On the receiving end, the resonant frequency of the LC tank is set equal to the 216 kHz drive frequency. Given that many EH applications require ac-to-dc rectification (just like WPT), the LTC3588-1 has this capability built in, allowing the LC tank to be connected directly to the PZ1 and PZ2 pins of the LTC3588-1. The rectification is broadband: dc to >10 MHz. Similar to the VCC pin of the LTC4123/LTC4124/LTC4126, the VIN pin of the LTC3588-1 is regulated to a level suitable for powering the back-end output. For the LTC3588-1, it is the output of a hysteretic step-down DC-DC regulator rather than the output of a battery charger. Four output voltages are pin-selectable: 1.8 V, 2.5 V, 3.3 V, and 3.6 V are available with continuous output currents up to 100 mA. The output capacitor can be sized appropriately to provide higher short-term burst currents as long as the average output current does not exceed 100 mA. Of course, realizing the full 100 mA output current capability is dependent upon having an appropriately sized transmitter, coil pair, and adequate coupling.

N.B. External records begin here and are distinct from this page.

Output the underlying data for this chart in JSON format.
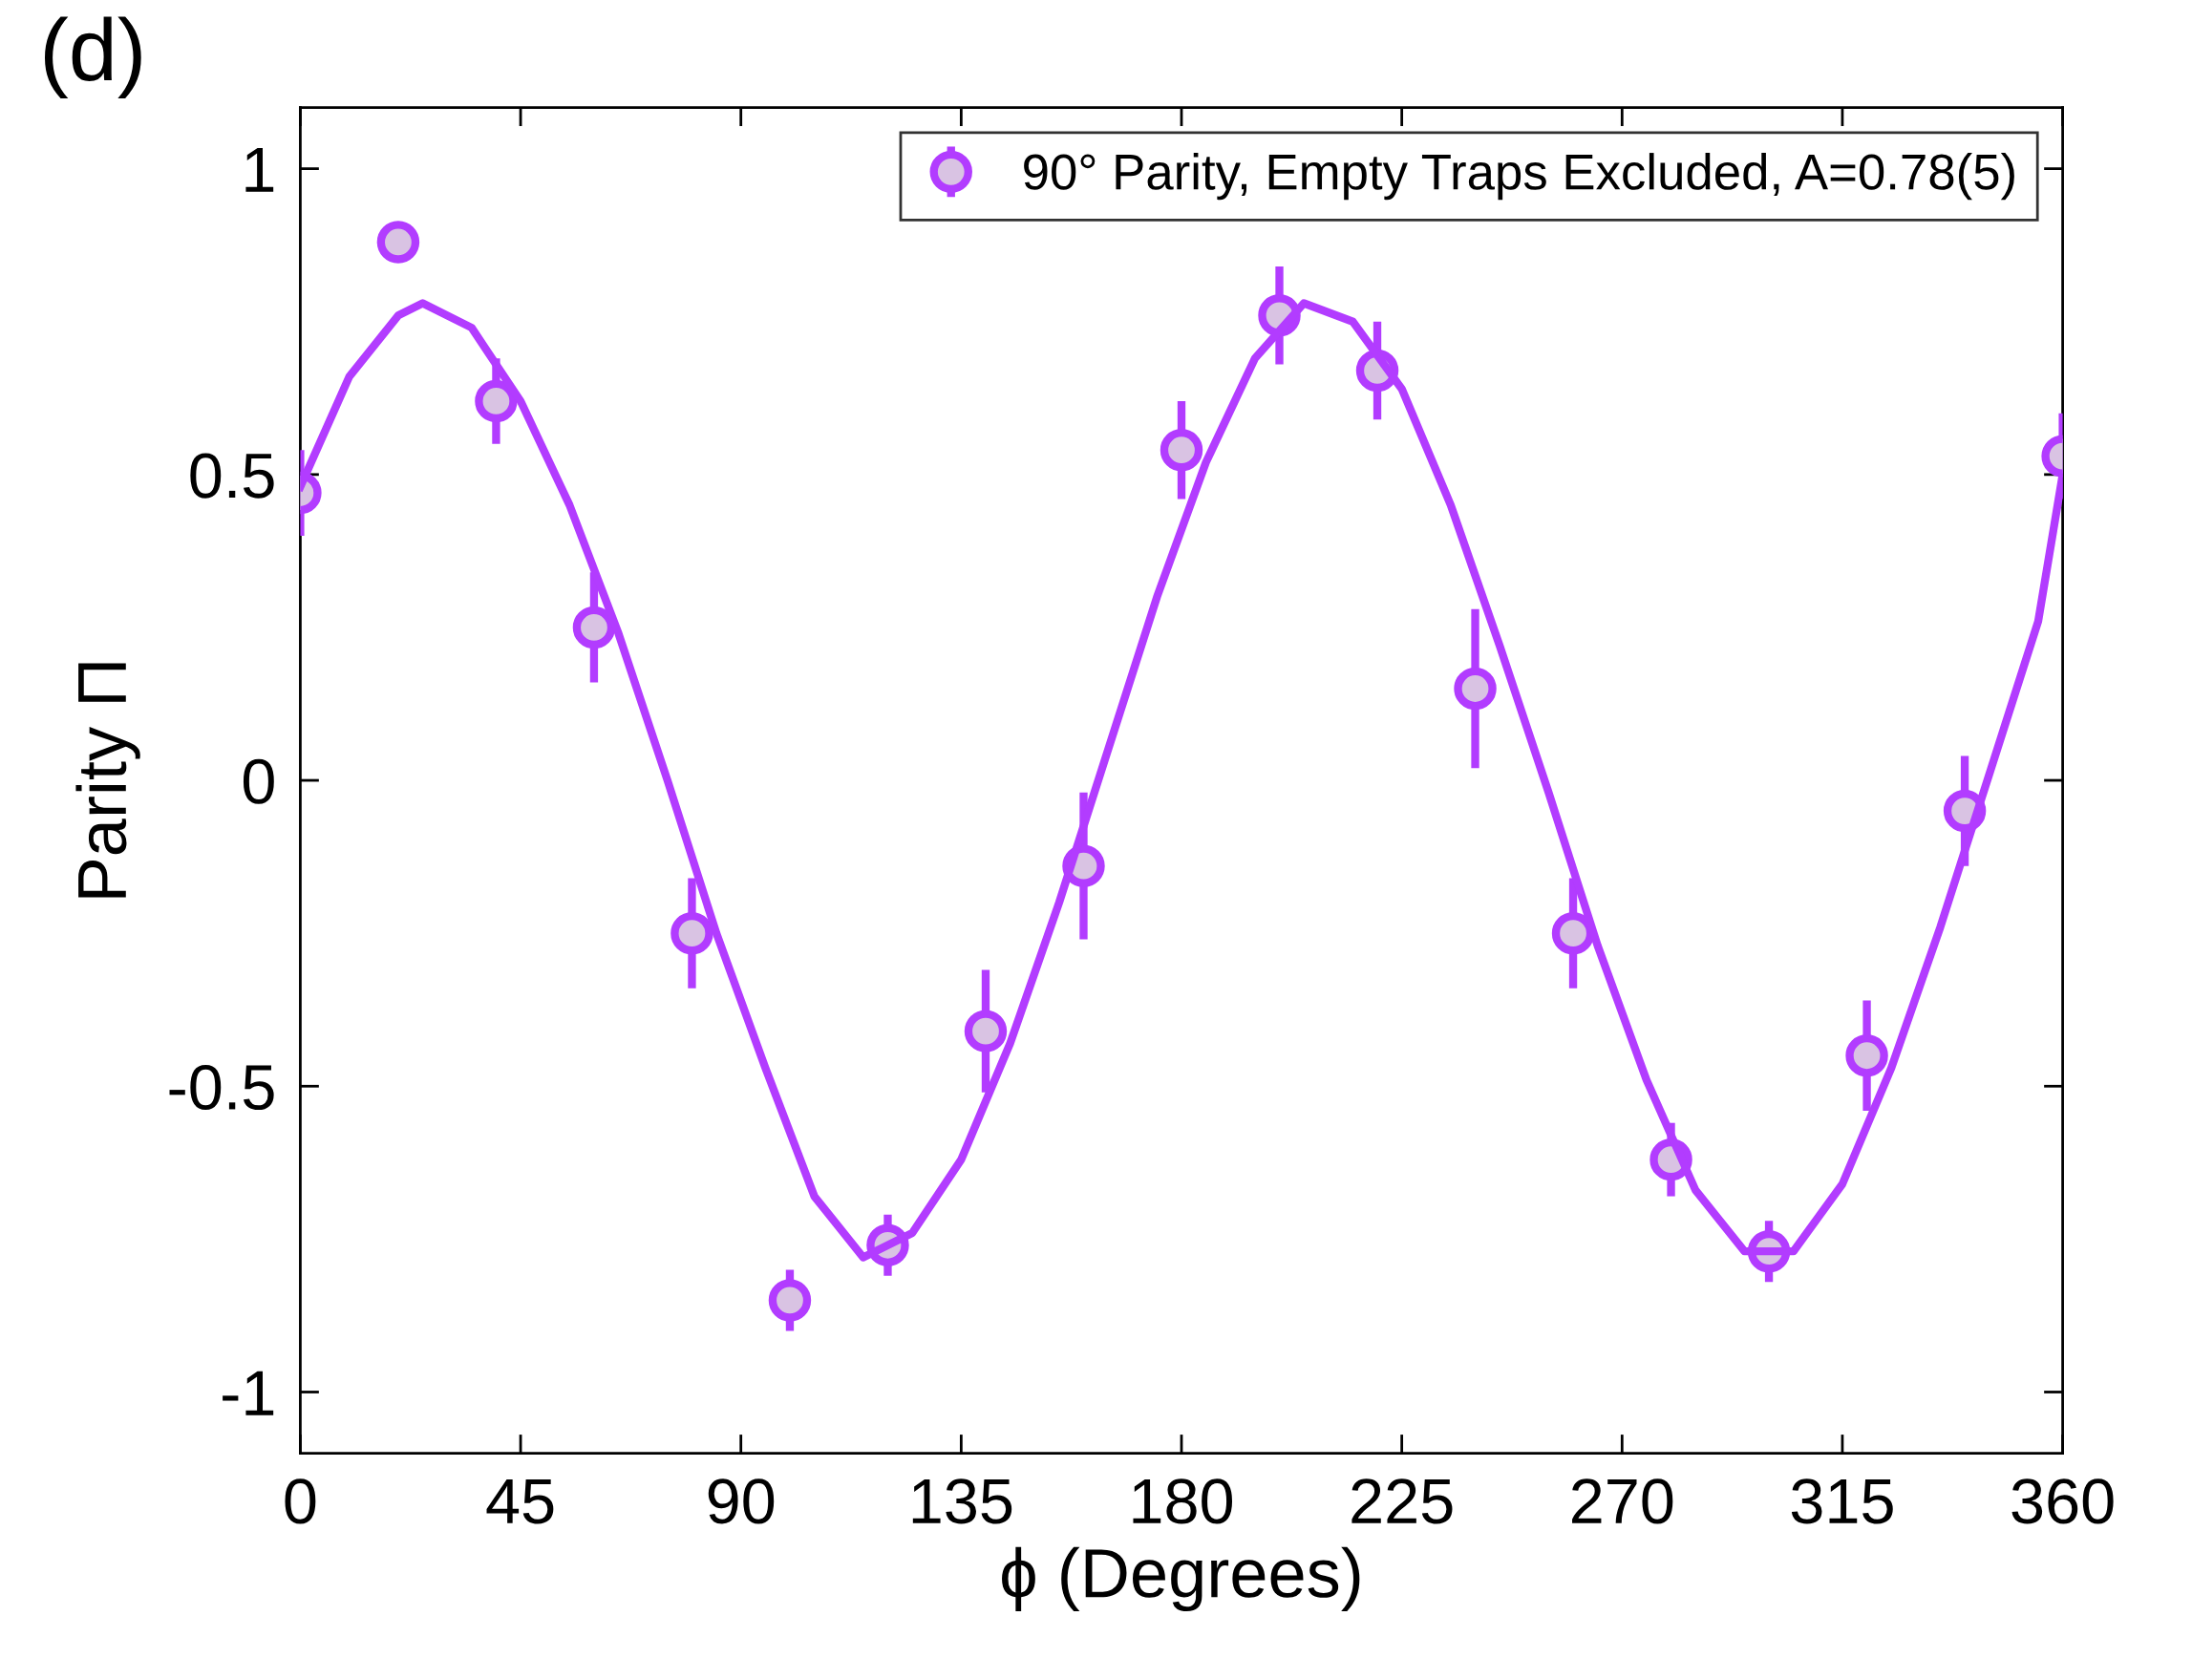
{
  "chart_data": {
    "type": "scatter",
    "title": "(d)",
    "xlabel": "ϕ (Degrees)",
    "ylabel": "Parity Π",
    "xlim": [
      0,
      360
    ],
    "xticks": [
      0,
      45,
      90,
      135,
      180,
      225,
      270,
      315,
      360
    ],
    "ylim": [
      -1.1,
      1.1
    ],
    "yticks": [
      {
        "value": -1,
        "label": "-1"
      },
      {
        "value": -0.5,
        "label": "-0.5"
      },
      0,
      0.5,
      1
    ],
    "grid": false,
    "legend": "top right",
    "series": [
      {
        "name": "90° Parity, Empty Traps Excluded, A=0.78(5)",
        "color": "#b23cff",
        "marker": "circle",
        "x": [
          0,
          20,
          40,
          60,
          80,
          100,
          120,
          140,
          160,
          180,
          200,
          220,
          240,
          260,
          280,
          300,
          320,
          340,
          360
        ],
        "values": [
          0.47,
          0.88,
          0.62,
          0.25,
          -0.25,
          -0.85,
          -0.76,
          -0.41,
          -0.14,
          0.54,
          0.76,
          0.67,
          0.15,
          -0.25,
          -0.62,
          -0.77,
          -0.45,
          -0.05,
          0.53
        ],
        "errors": [
          0.07,
          0.03,
          0.07,
          0.09,
          0.09,
          0.05,
          0.05,
          0.1,
          0.12,
          0.08,
          0.08,
          0.08,
          0.13,
          0.09,
          0.06,
          0.05,
          0.09,
          0.09,
          0.07
        ]
      },
      {
        "type": "line",
        "color": "#b23cff",
        "line_style": "solid",
        "marker": "none",
        "x": [
          0,
          10,
          20,
          25,
          35,
          45,
          55,
          65,
          75,
          85,
          95,
          105,
          115,
          125,
          135,
          145,
          155,
          165,
          175,
          185,
          195,
          205,
          215,
          225,
          235,
          245,
          255,
          265,
          275,
          285,
          295,
          305,
          315,
          325,
          335,
          345,
          355,
          360
        ],
        "values": [
          0.48,
          0.66,
          0.76,
          0.78,
          0.74,
          0.62,
          0.45,
          0.24,
          0.0,
          -0.25,
          -0.47,
          -0.68,
          -0.78,
          -0.74,
          -0.62,
          -0.43,
          -0.2,
          0.05,
          0.3,
          0.52,
          0.69,
          0.78,
          0.75,
          0.64,
          0.45,
          0.22,
          -0.02,
          -0.27,
          -0.49,
          -0.67,
          -0.77,
          -0.77,
          -0.66,
          -0.47,
          -0.24,
          0.01,
          0.26,
          0.5
        ]
      }
    ]
  }
}
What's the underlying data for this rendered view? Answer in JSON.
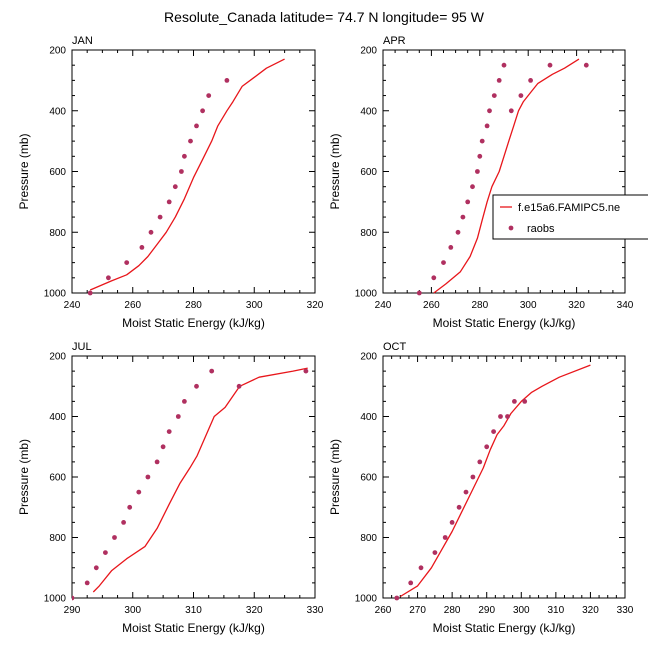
{
  "figure_title": "Resolute_Canada  latitude= 74.7 N longitude= 95 W",
  "legend": {
    "model": "f.e15a6.FAMIPC5.ne",
    "obs": "raobs"
  },
  "colors": {
    "model": "#e8161b",
    "obs": "#b03060"
  },
  "chart_data": [
    {
      "type": "line",
      "title": "JAN",
      "xlabel": "Moist Static Energy (kJ/kg)",
      "ylabel": "Pressure (mb)",
      "xlim": [
        240,
        320
      ],
      "ylim": [
        1000,
        200
      ],
      "xticks": [
        240,
        260,
        280,
        300,
        320
      ],
      "yticks": [
        200,
        400,
        600,
        800,
        1000
      ],
      "series": [
        {
          "name": "f.e15a6.FAMIPC5.ne",
          "style": "line",
          "x": [
            246,
            253,
            258,
            262,
            265,
            268,
            271,
            274,
            277,
            280,
            283,
            286,
            288,
            291,
            293,
            296,
            300,
            304,
            310
          ],
          "y": [
            990,
            960,
            940,
            910,
            880,
            840,
            800,
            750,
            690,
            620,
            560,
            500,
            450,
            400,
            370,
            320,
            290,
            260,
            230
          ]
        },
        {
          "name": "raobs",
          "style": "marker",
          "x": [
            246,
            252,
            258,
            263,
            266,
            269,
            272,
            274,
            276,
            277,
            279,
            281,
            283,
            285,
            291
          ],
          "y": [
            1000,
            950,
            900,
            850,
            800,
            750,
            700,
            650,
            600,
            550,
            500,
            450,
            400,
            350,
            300
          ]
        }
      ]
    },
    {
      "type": "line",
      "title": "APR",
      "xlabel": "Moist Static Energy (kJ/kg)",
      "ylabel": "Pressure (mb)",
      "xlim": [
        240,
        340
      ],
      "ylim": [
        1000,
        200
      ],
      "xticks": [
        240,
        260,
        280,
        300,
        320,
        340
      ],
      "yticks": [
        200,
        400,
        600,
        800,
        1000
      ],
      "series": [
        {
          "name": "f.e15a6.FAMIPC5.ne",
          "style": "line",
          "x": [
            261,
            266,
            272,
            276,
            279,
            281,
            283,
            285,
            288,
            290,
            292,
            294,
            296,
            298,
            301,
            304,
            310,
            315,
            321
          ],
          "y": [
            1000,
            970,
            930,
            880,
            820,
            760,
            700,
            650,
            600,
            550,
            500,
            450,
            400,
            370,
            340,
            310,
            280,
            260,
            230
          ]
        },
        {
          "name": "raobs",
          "style": "marker",
          "x": [
            255,
            261,
            265,
            268,
            271,
            273,
            275,
            277,
            279,
            280,
            281,
            283,
            284,
            286,
            288,
            290,
            293,
            297,
            301,
            309,
            324
          ],
          "y": [
            1000,
            950,
            900,
            850,
            800,
            750,
            700,
            650,
            600,
            550,
            500,
            450,
            400,
            350,
            300,
            250,
            400,
            350,
            300,
            250,
            250
          ]
        }
      ]
    },
    {
      "type": "line",
      "title": "JUL",
      "xlabel": "Moist Static Energy (kJ/kg)",
      "ylabel": "Pressure (mb)",
      "xlim": [
        290,
        330
      ],
      "ylim": [
        1000,
        200
      ],
      "xticks": [
        290,
        300,
        310,
        320,
        330
      ],
      "yticks": [
        200,
        400,
        600,
        800,
        1000
      ],
      "series": [
        {
          "name": "f.e15a6.FAMIPC5.ne",
          "style": "line",
          "x": [
            293.5,
            294.5,
            296.5,
            299,
            302,
            304,
            306,
            307.8,
            309.4,
            310.6,
            312.1,
            313.4,
            315.2,
            317.6,
            320.8,
            326.4,
            328.8
          ],
          "y": [
            980,
            960,
            910,
            870,
            830,
            770,
            690,
            620,
            570,
            530,
            460,
            400,
            370,
            300,
            270,
            250,
            240
          ]
        },
        {
          "name": "raobs",
          "style": "marker",
          "x": [
            290,
            292.5,
            294,
            295.5,
            297,
            298.5,
            299.5,
            301,
            302.5,
            304,
            305,
            306,
            307.5,
            308.5,
            310.5,
            313,
            317.5,
            328.5
          ],
          "y": [
            1000,
            950,
            900,
            850,
            800,
            750,
            700,
            650,
            600,
            550,
            500,
            450,
            400,
            350,
            300,
            250,
            300,
            250
          ]
        }
      ]
    },
    {
      "type": "line",
      "title": "OCT",
      "xlabel": "Moist Static Energy (kJ/kg)",
      "ylabel": "Pressure (mb)",
      "xlim": [
        260,
        330
      ],
      "ylim": [
        1000,
        200
      ],
      "xticks": [
        260,
        270,
        280,
        290,
        300,
        310,
        320,
        330
      ],
      "yticks": [
        200,
        400,
        600,
        800,
        1000
      ],
      "series": [
        {
          "name": "f.e15a6.FAMIPC5.ne",
          "style": "line",
          "x": [
            265,
            270,
            274,
            277,
            280,
            283,
            286,
            289,
            291,
            293,
            295,
            297,
            300,
            303,
            306,
            311,
            320
          ],
          "y": [
            995,
            960,
            900,
            840,
            780,
            710,
            640,
            570,
            510,
            460,
            430,
            390,
            350,
            320,
            300,
            270,
            230
          ]
        },
        {
          "name": "raobs",
          "style": "marker",
          "x": [
            264,
            268,
            271,
            275,
            278,
            280,
            282,
            284,
            286,
            288,
            290,
            292,
            294,
            296,
            298,
            301
          ],
          "y": [
            1000,
            950,
            900,
            850,
            800,
            750,
            700,
            650,
            600,
            550,
            500,
            450,
            400,
            400,
            350,
            350
          ]
        }
      ]
    }
  ]
}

If the load demand is lower than the available wireless input power supported, the VIN voltage will increase. Although the LTC3588-1 integrates an input protection shunt that can source up to 25 mA when the VIN voltage rises to 20 V, this feature is not required. As the VIN voltage rises, the peak AC voltage on the receive coil also increases,

This is equivalent to a reduction in the amount of AC available to the LTC3588-1, rather than just circulating in the receive resonant circuit. If the open circuit voltage (VOC) of the receive coil is reached before VIN rises to 20 V, the downstream circuit is protected and no heat is generated in the receive IC to cause energy loss. Test results: For the application with a 2 mm air gap shown in Figure 3, the maximum output current available at 3.3 V was measured to be 30 mA, and the VIN voltage measured at no load was 9.1 V. When the air gap is close to zero, the maximum output current available increases to approximately 90 mA, while the VIN voltage at no load only increases to 16.2 V, which is much lower than the input protection shunt voltage (see Figure 4).

Figure 4. Maximum output current available at various distances at 3.3 V.

For battery-free applications using wireless power, the LTC3588-1 provides a simple, integrated solution that provides a low current regulated voltage rail with complete input protection features.